Thomas Willis Facts

Thomas Willis Facts
Thomas Willis (January 27, 1621 to November 11, 1675) was a British doctor and prominent iatrochemist.
Interesting Thomas Willis Facts:
Thomas Willis was born on a farm in Great Bedwyn.
In 1642 he earned an M.A. from Christ's Church, Oxford.
In 1646 he received his medical degree but had initial difficulty in opening a practice.
He spent several years at Oxford studying with a group of scientists who called themselves the experimental philosophical club.

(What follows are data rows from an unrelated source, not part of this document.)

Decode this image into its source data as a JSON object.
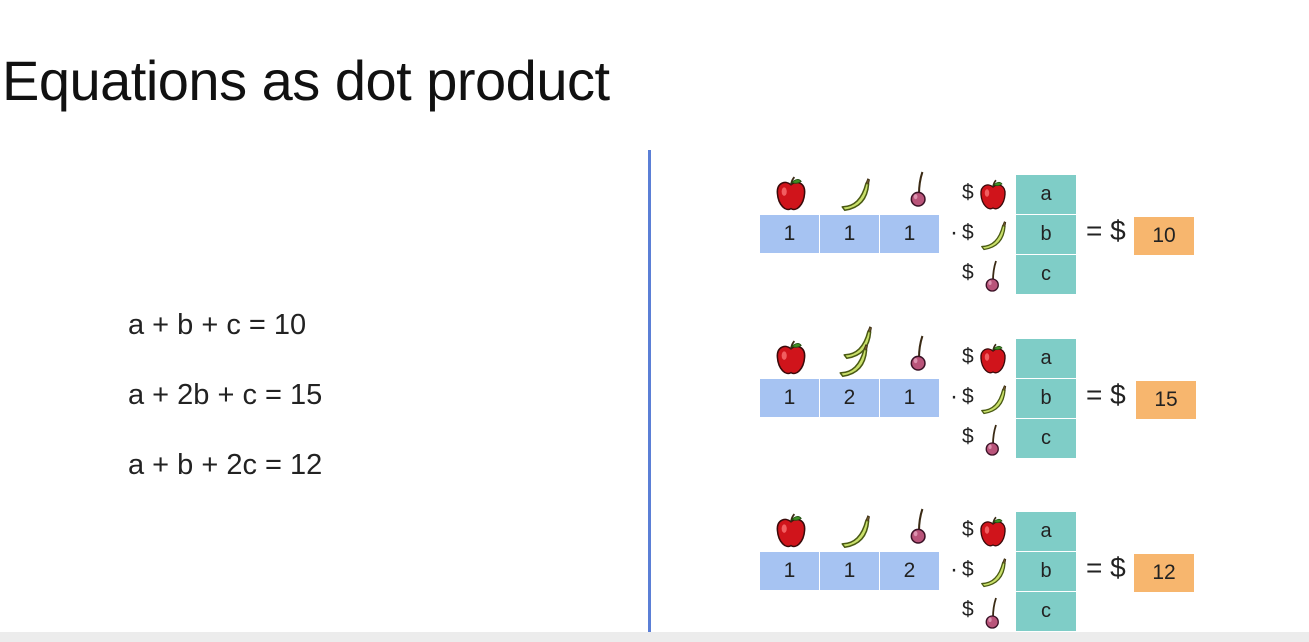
{
  "title": "Equations as dot product",
  "equations": [
    "a + b + c = 10",
    "a + 2b + c = 15",
    "a + b + 2c = 12"
  ],
  "dot_symbol": "·",
  "dollar": "$",
  "equals_label": "= $",
  "fruits": [
    "apple-icon",
    "banana-icon",
    "cherry-icon"
  ],
  "colors": {
    "row_vector": "#a6c3f2",
    "column_vector": "#7fcdc7",
    "result": "#f7b66e",
    "divider": "#5b7fd6"
  },
  "blocks": [
    {
      "counts": [
        "1",
        "1",
        "1"
      ],
      "banana_count": 1,
      "prices": [
        "a",
        "b",
        "c"
      ],
      "result": "10"
    },
    {
      "counts": [
        "1",
        "2",
        "1"
      ],
      "banana_count": 2,
      "prices": [
        "a",
        "b",
        "c"
      ],
      "result": "15"
    },
    {
      "counts": [
        "1",
        "1",
        "2"
      ],
      "banana_count": 1,
      "prices": [
        "a",
        "b",
        "c"
      ],
      "result": "12"
    }
  ]
}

Other club members were Christopher Wren, Robert Boyle, John Locke and John Hooke.
One of his areas of interest was fermentation.
In 1659 he published Distribae duae medico-philosophiae on his research into the basis of life.
Willis remained a loyalist during the civil war and Anglican services were held at his home.
After the Restoration, Willis was rewarded for his loyalty to the Crown and the church.
From 1660 to 1675 he was a Professor of Natural Philosophy at Oxford University.
In 1664 he published Cerebri Anatome, cui accessit Nervorum descriptio et usus ("Anatomy of the Brain, with a Description of the Nerves and Their function").
The first chapter of the book made a major contribution to anatomy by describing a systematic method for the study of the nervous system.
In the dedication to the book he states that anatomy "can unlock the secret places of Man's Mind and look into the living and breathing Chapel of the Deity."
During the seventeenth century many scientists studied the natural world to gain a deeper understanding of God and prepare the world for the Second Coming of Christ.
Willis hoped, by his study of anatomy, to find new information on the brain and soul for his Oxford lectures.
In 1667 he published Pathologiae cerebri et nervosi generis specimen.
In 1672 he published De anima brutorum which contained more of his nervous system studies.
Although Willis's work produced no religious ideas, it was the most detailed and accurate description of the nervous system up to that time.
It was the definitive book on the anatomy of the nervous system for 200 years.
He was the first to describe the continuity of arteries that supply blood to the brain and they are named the Circle of Willis in his honor.
In his writing Willis frequently noted the similarities in anatomical structures and their uses between humans and animals.
In 1671 he became the first to describe myasthenia gravis.
He is credited with identifying and named puerperal fever.